Autoantibodies and epilepsy.

Autoantibodies and epilepsy.

Epilepsia. 2011 May;52 Suppl 3:18-22

Authors: Bien CG, Scheffer IE

Abstract
In a substantial number of patients with epilepsy, the etiology of the seizure disorder remains unknown. In recent years, the detection of autoantibodies has contributed to the etiologic understanding of a substantial number of so far unexplained epilepsies.

The associated syndromes are mainly related to the temporal lobes (with presentation as limbic encephalitis or chronic mediotemporal lobe epilepsy) or to extended brain areas (presenting as diffuse encephalopathies with seizures). However, the full spectrum of autoantibody-associated epilepsies is about to be determined. A promising example for this incipient expansion of the clinical spectrum is the description of a novel seizure type found in patients with antibodies to the voltage-gated potassium channel (VGKC) complex.

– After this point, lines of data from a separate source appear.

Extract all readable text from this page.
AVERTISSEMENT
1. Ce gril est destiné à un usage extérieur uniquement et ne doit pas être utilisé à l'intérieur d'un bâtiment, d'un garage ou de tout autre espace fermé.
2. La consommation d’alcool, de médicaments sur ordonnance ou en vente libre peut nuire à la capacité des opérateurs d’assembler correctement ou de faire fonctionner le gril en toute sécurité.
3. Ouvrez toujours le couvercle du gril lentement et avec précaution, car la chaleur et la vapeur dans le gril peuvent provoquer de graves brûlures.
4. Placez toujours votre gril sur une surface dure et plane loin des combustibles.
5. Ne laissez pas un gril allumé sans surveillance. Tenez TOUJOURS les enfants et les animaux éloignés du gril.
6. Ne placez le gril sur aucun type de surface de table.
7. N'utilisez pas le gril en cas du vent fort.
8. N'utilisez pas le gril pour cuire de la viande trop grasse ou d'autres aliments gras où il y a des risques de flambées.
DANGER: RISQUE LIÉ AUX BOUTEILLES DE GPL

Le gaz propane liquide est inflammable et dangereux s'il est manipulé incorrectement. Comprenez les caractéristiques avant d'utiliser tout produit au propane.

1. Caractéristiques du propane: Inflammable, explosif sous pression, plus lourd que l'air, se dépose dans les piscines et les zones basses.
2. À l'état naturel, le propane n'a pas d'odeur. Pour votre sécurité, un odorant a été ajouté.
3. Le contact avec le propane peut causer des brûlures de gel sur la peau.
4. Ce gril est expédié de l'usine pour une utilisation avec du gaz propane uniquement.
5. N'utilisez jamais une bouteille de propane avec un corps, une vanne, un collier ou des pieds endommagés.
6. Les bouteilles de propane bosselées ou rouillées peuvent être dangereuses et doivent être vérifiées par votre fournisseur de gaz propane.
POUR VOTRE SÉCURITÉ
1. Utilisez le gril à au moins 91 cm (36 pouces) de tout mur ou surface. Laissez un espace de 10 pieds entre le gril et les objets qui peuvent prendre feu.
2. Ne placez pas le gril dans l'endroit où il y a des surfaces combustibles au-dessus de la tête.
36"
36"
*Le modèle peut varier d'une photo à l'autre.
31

At present, the antibodies most relevant in epileptology are those directed to molecules on the surface of neurons, namely to components of the VGKC complex and to the N-methyl-d-aspartate-receptor; other antigenic targets located on the surface of neurons are the γ-aminobutyric acid (GABA)(B) -receptor and the α-amino-3-hydroxy-5-methyl-4-isoxazolepropionic acid (AMPA)-receptor.

There are several reasons to believe that these antibodies are directly pathogenic to the brain. Other autoantibodies target intracellular antigens like those directed to the enzyme glutamic acid decarboxylase (GAD) and the onconeural antibodies. Most researchers think that these antibodies are markers of the immunopathological process rather than being pathogenically active by themselves.

Especially the epilepsies associated with antibodies to surface antigens seem to respond to immunotherapies. This offers novel promising therapeutic avenues for the epileptologist. The precise pathogenic effects of autoantibodies still need to be elucidated.